Sur la question du réchauffement climatique, en revanche, je n’avais pas d’opinion aboutie. Ces derniers temps, j’étais plutôt tenté de rejoindre le camp des sceptiques. Les sites « Real Climate » et « How to Talk to a Climate Skeptic » m’ont en quelque sorte remis dans le droit chemin. Leurs réfutations des arguments des sceptiques sont détaillées et convaincantes. Il est également vrai, en France du moins, que la plupart des sceptiques (tels Allègre et Courtillot) ne sont pas eux-mêmes des climatologues, contrairement aux auteurs de Real Climate.

 

                  Real Climate : le climat vu par les climatologues

 

                  How to talk to a Climate Skeptic : a severe rebuttal (une sévère refutation)…

 

“Manicore” est la société et le site de Jean-Marc Jancovici, polytechnicien actif dans les études climatiques. Il présente les conséquences éventuelles du réchauffement climatique (en forçant parfois délibérément le trait), considère que nos déplacements devront être réduits, mais ne verse pas dans la décroissance pour autant. Ah oui, j’oubliais : contrairement aux Verts, il est pro-nucléaire. Il a été conseiller de la campagne avortée de Nicolas Hulot en 2007.

 

                  Manicore : pour se convaincre d’abandonner sa voiture

 

     Ceux d’en face

 

Quelques sites libéraux pour savoir ce que pensent nos adversaires. Je retiens deux sites que je trouve bien écrits et plaisants à lire. D’abord, le site de Daniel Tourre, qui présente pédagogiquement les idées libérales, du moins en priorité celles de l’école de Vienne (dont étaient Friedrich Hayek et Ludwig Von Mises). Tourre, comme les autres libéraux, utilise des simplifications et des biais comme tous les libéraux lorsqu’il tente de démontrer le bien-fondé de l’intérêt et de la rémunération du capital (en partant du présupposé que les biens sont forcément privés à la base), ou en ressortant les « 80 millions de morts du communisme (qui sont même imputés à Marx !). En voilà un qui n’a pas lu www.pourlecommunisme.com...

H16 est un blog libéral instructif et écrit d’une belle plume.

 

Le libéralisme pour les nuls : bonne pédagogie, mais sur des bases fausses

 

H16 : hastable mais pas imbuvable


Economie

 

Olivier Bouba-Olga est maître de conférences en économie à l’Université de Poitiers, et je fus l’un de ses étudiants. Il est spécialiste des questions de géographie et de localisation des activités économiques.

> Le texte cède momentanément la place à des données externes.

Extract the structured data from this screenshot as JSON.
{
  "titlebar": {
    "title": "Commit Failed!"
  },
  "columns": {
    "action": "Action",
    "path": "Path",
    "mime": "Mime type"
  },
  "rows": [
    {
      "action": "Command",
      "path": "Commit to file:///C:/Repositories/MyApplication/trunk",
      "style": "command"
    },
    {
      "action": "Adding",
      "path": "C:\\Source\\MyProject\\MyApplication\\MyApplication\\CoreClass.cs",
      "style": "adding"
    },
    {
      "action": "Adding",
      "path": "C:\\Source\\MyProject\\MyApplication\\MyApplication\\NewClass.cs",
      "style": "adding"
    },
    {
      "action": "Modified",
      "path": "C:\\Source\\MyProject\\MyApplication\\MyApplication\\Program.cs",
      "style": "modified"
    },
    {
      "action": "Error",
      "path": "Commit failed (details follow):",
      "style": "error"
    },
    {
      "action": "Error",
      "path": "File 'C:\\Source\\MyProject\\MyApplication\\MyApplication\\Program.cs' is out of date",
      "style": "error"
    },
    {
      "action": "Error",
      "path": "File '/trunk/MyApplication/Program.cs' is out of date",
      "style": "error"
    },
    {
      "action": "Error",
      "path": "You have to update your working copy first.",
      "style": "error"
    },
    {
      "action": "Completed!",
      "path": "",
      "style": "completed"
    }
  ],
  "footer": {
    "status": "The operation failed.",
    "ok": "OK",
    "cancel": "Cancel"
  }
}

En particulier de la question des délocalisations, sur lesquelles il tient à préciser la complexité des motivations des entreprises, et diffuse un discours anti-alarmiste (du genre : non, toutes nos usines ne vont pas partir en Chine…non, les différences de salaires ne sont pas les seules variables dans les choix d’implantation ou de délocalisation des entreprises…).

 

                  Olivier Bouba-Olga: blog d'un de mes anciens profs; on n'y chante pas l'Internationale, mais ça fait souvent du bien

 

J’ai découvert avec joie le blog de Paul Krugman, économiste vedette et lauréat du prix de la banque de Suède (appelé à tort « Prix Nobel d’économie »,  alors que le suédois Alfred Nobel n’a jamais créé de prix pour l’économie). Dans un anglais accessible, ce blog du New York Times, très régulièrement alimenté, permet d’avoir un point de vue libéral (au sens de partisan d’une intervention raisonnée de l’Etat dans l’économie) sur la crise, la dette, le dollar…Et pas forcément anti-français en plus. Enfin, parfois quand même, Krugman étant quand même américain.

 

                  Paul Krugman : why aren’t you in charge of the Economy ?

 

Econoclaste, le site créé par deux normaliens depuis 2004, joue également ce rôle de dissipateur d’idées fausses en économie. Bien que les auteurs ne votent probablement pas à gauche, ils ne passent pas leur temps à dénoncer une France « socialo-marxiste ». Les aberrations proférées par les membres du gouvernement actuel ou les préjugés sur la dette publique sont plus fréquemment leurs cibles, entre des articles de réflexion sur des sujets très divers (telle l’analyse économique du mariage ou des open bars…).

 

                  Econoclaste : jeu à somme positive

 

Information

 

Journal « à trois voix : journalistes, experts, internautes », Rue89 est assez nettement orienté vers le centre-gauche, pro-européen, mais pas spécialement anticommuniste.

 

Rue89 : plutôt ces bobos-là que ceux de Libé

 

Boîte à outils du statisticien :

 

INED : combien qu’on est ?

 

Insee : combien de combiens ?

 

Eurostat : même quand on est européen, on ne ment pas forcément sur tout…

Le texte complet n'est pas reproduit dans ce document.